Aitor Arregi and Garaño’s film is never anything but open about Marco’s position as a liar. Right from the Contempt-echoing opening featuring a clapperboard introducing a take from the film itself, the artifice is highlighted. A recurring motif of Marco dying his bristling moustache further emphasises this. What is ambiguous is whether Marco was a fantasist with a really twisted case of FOMO, or whether there was a more calculating sociopathy at work. It’s a question the film never really gets to grips with, partly because Marco himself proved himself a blustery, slippery character right into his great old age.
What isn’t in doubt is the performance at its centre. Eduard Fernández had already showed his quality during ESFF in another true story, The 47, but you can see why Marco has nabbed him the gong. Even though you know he’s a charlatan, Fernández cuts an engaging, frequently sympathetic. Part of that is spending so long with Marco as the focal point, but there’s a certain twinkle to Marco that makes it more than credible that he was feted by various governments and political groups. With just a small adjustment in ideology, he’d have made a ‘fine’ populist politician.

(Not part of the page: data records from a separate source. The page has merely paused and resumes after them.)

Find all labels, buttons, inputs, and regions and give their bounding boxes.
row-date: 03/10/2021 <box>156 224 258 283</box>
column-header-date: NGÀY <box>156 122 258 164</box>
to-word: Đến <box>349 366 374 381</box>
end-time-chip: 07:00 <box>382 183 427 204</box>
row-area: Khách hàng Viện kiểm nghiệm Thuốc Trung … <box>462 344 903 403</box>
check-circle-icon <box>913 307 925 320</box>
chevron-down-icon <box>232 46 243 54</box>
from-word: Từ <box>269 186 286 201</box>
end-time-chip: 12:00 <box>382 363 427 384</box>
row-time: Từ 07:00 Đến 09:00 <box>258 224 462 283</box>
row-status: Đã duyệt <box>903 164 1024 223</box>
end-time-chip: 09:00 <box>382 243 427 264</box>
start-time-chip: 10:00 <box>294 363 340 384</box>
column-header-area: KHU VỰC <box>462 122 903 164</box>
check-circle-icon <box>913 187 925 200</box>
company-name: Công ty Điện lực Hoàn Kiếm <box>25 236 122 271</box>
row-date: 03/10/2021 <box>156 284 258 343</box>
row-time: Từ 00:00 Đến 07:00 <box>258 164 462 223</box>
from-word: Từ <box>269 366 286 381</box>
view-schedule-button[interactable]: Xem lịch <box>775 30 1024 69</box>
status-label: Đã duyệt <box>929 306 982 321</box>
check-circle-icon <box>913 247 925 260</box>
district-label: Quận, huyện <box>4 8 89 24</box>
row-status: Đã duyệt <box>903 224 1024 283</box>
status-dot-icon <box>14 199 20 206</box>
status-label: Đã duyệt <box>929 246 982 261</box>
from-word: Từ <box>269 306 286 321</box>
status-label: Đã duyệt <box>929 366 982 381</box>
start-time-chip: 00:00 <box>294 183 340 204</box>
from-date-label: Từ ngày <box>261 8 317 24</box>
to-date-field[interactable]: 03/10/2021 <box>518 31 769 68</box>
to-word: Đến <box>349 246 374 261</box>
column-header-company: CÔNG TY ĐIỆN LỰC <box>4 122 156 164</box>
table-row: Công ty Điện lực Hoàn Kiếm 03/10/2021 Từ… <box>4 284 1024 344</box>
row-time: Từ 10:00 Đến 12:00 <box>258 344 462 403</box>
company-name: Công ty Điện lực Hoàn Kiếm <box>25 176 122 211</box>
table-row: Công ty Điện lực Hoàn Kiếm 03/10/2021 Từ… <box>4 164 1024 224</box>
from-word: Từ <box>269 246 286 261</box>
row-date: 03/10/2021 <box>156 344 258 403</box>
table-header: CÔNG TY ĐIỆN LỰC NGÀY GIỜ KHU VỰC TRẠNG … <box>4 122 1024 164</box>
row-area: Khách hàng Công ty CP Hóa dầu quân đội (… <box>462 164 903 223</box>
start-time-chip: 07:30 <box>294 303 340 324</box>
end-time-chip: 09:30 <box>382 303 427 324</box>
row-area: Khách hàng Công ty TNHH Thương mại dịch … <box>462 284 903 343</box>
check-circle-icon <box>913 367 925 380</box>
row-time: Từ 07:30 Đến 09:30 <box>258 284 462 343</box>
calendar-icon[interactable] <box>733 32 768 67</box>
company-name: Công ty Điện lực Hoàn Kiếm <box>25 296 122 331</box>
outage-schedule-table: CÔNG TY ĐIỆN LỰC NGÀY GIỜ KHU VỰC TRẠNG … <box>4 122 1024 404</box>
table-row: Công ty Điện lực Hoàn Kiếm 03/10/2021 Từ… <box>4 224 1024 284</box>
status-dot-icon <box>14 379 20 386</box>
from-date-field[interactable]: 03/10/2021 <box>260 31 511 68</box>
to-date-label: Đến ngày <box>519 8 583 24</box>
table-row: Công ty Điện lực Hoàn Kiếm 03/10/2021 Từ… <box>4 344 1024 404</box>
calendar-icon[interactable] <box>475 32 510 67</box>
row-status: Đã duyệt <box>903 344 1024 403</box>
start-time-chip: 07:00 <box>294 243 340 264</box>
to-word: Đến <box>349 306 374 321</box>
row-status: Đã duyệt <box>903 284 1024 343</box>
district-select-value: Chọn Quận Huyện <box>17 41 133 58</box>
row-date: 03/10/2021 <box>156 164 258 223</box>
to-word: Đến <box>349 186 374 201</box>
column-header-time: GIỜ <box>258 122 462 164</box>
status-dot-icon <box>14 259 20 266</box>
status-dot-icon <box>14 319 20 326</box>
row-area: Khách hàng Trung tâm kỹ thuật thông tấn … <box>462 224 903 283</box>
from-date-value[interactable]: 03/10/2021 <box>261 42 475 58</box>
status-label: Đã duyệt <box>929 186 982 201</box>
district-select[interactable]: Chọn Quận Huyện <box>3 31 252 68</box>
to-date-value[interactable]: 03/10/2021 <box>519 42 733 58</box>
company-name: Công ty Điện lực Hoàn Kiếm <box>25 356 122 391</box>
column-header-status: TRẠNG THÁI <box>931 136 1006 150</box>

Ultimately, the film works as the net closes in, and there’s undoubted satisfaction in waiting for Marco to get his comeuppance. Yet, with the motivations for his deceptions seemingly buried with the man, despite speculation from various articles and a novel, there’s a slight void at its heart. Thanks to the central performance it’s always compelling yet one of the lasting impressions is frustration.